El periodismo ya no es simplemente incómodo para el poder: se ha vuelto intolerable. En regímenes democráticos debilitados, así como en sistemas abiertamente autoritarios, se ha perfeccionado una arquitectura de hostilidad que asfixia la función crítica de la prensa sin necesidad de censura formal. El objetivo no es silenciar, sino saturar; no desaparecer la verdad, sino diluirla entre ruido, desinformación y descrédito sistemático. El periodismo ha dejado de ser un contrapeso para convertirse en un obstáculo, y el poder ha aprendido a neutralizarlo no por la fuerza, sino por el desprestigio.
La figura del periodista ha sido convertida en blanco de sospechas, ataques digitales, estigmatización oficial y campañas de difamación. En muchas partes del mundo, ejercer el oficio con rigor es una actividad de alto riesgo, no solo por la amenaza directa, sino por el aislamiento simbólico. Se permite que la información circule, pero se le priva de impacto.

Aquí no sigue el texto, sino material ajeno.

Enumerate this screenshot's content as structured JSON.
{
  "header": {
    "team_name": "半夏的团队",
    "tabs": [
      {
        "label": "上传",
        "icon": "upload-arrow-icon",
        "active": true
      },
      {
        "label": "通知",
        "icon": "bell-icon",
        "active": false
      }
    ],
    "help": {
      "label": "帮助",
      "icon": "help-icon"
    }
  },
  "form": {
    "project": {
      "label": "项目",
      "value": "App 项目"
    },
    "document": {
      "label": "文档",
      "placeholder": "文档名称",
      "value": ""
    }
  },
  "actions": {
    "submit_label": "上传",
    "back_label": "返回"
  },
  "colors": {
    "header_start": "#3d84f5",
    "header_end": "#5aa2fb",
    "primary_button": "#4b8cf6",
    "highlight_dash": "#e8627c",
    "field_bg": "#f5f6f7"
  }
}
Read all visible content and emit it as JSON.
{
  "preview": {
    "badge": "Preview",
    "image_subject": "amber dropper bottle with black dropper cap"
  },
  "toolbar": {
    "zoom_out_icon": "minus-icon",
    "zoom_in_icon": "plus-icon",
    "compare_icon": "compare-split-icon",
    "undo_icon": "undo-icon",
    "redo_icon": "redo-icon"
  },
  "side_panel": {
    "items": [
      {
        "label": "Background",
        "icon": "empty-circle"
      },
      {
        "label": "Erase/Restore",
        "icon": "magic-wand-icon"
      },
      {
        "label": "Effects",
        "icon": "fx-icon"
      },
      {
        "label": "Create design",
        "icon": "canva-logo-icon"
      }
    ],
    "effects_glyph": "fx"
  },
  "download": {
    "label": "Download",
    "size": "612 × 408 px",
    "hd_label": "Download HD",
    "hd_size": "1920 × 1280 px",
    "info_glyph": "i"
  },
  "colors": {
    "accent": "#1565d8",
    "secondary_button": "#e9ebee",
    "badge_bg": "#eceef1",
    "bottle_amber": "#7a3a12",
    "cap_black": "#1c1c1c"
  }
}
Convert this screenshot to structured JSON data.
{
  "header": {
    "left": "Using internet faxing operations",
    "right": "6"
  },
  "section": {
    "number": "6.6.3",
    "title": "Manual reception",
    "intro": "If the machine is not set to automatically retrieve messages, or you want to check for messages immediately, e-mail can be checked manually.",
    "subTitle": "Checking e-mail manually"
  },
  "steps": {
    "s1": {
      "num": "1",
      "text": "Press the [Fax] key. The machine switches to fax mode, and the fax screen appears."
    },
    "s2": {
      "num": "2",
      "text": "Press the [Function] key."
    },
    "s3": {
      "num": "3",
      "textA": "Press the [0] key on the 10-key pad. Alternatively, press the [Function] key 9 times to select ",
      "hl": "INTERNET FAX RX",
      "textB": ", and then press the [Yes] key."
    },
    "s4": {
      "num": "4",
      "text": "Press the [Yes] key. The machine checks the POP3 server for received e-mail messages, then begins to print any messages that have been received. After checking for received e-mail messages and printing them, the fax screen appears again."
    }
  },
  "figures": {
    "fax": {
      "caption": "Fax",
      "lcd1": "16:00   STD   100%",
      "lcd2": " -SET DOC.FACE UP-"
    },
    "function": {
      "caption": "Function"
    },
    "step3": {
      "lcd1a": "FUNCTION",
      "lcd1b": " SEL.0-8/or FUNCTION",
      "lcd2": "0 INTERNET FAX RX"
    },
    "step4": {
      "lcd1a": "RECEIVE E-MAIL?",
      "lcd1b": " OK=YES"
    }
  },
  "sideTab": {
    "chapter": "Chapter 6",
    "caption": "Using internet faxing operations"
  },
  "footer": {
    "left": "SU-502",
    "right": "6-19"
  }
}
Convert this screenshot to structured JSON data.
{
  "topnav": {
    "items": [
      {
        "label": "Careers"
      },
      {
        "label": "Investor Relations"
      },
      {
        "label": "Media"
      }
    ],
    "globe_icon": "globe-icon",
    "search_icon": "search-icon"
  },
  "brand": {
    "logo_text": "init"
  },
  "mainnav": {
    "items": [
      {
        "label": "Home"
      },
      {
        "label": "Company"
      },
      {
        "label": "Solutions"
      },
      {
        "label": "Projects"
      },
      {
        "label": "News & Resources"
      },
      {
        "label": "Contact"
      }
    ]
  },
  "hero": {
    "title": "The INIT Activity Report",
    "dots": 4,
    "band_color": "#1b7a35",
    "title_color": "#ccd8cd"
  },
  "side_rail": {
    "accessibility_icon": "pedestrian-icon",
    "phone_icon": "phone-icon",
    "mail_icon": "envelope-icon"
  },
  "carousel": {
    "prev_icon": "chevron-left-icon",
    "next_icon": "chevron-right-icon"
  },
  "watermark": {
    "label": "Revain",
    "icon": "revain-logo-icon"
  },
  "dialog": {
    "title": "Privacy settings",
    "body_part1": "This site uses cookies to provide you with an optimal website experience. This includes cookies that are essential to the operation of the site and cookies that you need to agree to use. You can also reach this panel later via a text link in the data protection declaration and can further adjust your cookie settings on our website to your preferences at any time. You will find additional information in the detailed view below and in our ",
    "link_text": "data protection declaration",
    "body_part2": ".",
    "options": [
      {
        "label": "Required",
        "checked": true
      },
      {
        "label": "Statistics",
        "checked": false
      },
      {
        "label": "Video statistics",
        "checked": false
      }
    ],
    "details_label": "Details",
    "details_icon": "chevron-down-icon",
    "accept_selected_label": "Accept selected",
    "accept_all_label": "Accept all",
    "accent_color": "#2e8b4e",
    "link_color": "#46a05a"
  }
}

La verdad, aun cuando se dice, llega tarde o es descartada por una ciudadanía fatigada, emocionalmente saturada, que ya no distingue entre el dato verificado y el discurso fabricado.
Los nuevos dispositivos de control no necesitan cerrar medios ni encarcelar periodistas para imponer su narrativa. Les basta con colapsar el valor social de la información verificada. La velocidad con que circulan los contenidos, el sensacionalismo algorítmico y la multiplicación de fuentes opacas han contribuido a disolver la autoridad del periodismo profesional. Se le acusa de parcialidad, se le reduce a una opinión entre muchas, se le iguala con el bullicio de las redes. En ese ambiente, todo es opinable, todo es disputado, todo es sospechoso. Y si todo es sospechoso, nada importa.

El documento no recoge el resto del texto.